On appeal, the HC held that,
A) ++ the CIT(A) as well as the Tribunal had held that during the assessment year 2000-01, no transfer of capital assets by sale of land at Goregaon had taken place. This was not only for the reason that the assessee was restrained from disposing the factory land in question but also as observed by the CIT(A) and the Tribunal that during subject assessment year, no construction activity took place and even commencement certificate was issued in a subsequent assessment year. The amount received by the assessee was only an advance requiring fulfillment of certain obligations. The agreement itself provides that in case the assessee is not able to fulfill its obligation, then it was required to refund the amount to the developer;
++ thus, there was no transfer of land during the assessment year 2000-01. The revenue has not challenged the second part of the order of the Tribunal.
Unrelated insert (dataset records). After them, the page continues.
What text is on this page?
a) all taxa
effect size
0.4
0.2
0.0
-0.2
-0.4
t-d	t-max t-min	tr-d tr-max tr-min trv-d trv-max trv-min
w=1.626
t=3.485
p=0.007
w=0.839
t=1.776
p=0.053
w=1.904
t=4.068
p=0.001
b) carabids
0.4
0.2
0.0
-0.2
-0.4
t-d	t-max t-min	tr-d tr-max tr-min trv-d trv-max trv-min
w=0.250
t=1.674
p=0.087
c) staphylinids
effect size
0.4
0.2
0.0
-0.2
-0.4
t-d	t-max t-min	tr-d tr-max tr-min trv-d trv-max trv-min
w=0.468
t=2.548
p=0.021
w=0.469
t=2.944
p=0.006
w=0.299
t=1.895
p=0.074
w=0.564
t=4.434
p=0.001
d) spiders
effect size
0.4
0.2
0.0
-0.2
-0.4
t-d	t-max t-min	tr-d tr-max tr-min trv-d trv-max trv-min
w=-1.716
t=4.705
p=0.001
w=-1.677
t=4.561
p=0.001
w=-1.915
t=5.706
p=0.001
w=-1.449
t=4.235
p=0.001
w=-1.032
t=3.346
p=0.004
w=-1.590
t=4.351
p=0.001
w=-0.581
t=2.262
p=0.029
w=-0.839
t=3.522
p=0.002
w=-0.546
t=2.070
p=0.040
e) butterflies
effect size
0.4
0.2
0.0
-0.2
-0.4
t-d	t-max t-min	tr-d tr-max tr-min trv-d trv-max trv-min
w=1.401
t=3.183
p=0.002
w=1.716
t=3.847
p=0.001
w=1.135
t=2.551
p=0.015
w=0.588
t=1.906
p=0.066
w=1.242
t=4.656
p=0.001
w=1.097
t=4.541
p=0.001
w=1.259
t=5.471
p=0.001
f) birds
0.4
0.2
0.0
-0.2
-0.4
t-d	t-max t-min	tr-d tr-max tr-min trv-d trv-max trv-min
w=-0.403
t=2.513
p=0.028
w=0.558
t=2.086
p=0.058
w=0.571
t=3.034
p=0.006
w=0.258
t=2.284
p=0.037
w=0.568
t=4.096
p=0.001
Moreover, the Assessing Officer has interfered without any evidence that possession of factory land was given to assessee in the subject assessment year on the basis that construction activity had started. This is erroneous as the commencement certificate was only received from BMC on 7 November 2000 i.e. in the next assessment year. We find that two authorities viz: CIT(A) and Tribunal have rendered a finding of fact that no transfer of land took place in the concerned assessment year is not shown to be perverse. In this view of the matter, we see no reason to entertain question (a);
++ Question (b): In the year 1992 itself, the assessee decided to convert its factory land at Goregaon into stock-in-trade for the purpose of engaging in the business of real estate development. For that purpose, the assessee inducted on 12 March 1992 three new directors, having experience in real estate business. Immediately thereafter, on 14 March 1992, the board of directors decided to commence the business of real estate development and by extraordinary general meeting held on 31 March 1992, the assessee took consent from the shareholders to enter into business of real estate development and for that purpose converting its factory land into stock-in-trade. Thereafter, the assessee in furtherance of its objective of developing the factory land at Goregaon, sought permission to shift its factory from Goregaon to Taloja as well as to convert the factory land from industrial zone land to residential zone land. The assessee also obtained an NOC from the BMC for change of user of the factory land in October, 1993. The assessee also made various efforts with the Urban Land Ceiling (ULC) authorities, seeking permission for development under Section 22 of the ULC Act, 1976. The necessary permission was obtained in October 1999;
B) ++ we find that both the CIT(A) and the Tribunal have arrived at finding of fact that the factory land at Goregaon was converted into stock-in-trade during assessment year 1992-93. This finding was arrived on the basis of the facts stated in (i) herein above. The revenue has not been able to point out in what manner the finding of facts arrived at by the CIT(A) and the Tribunal that conversion of land into stock-in-trade during assessment year 1992-93 was perverse. In these circumstances, we see no reason to interfere with the finding of fact arrived at by the Tribunal. Therefore, we see no reason to entertain Question (b) as proposed by the revenue.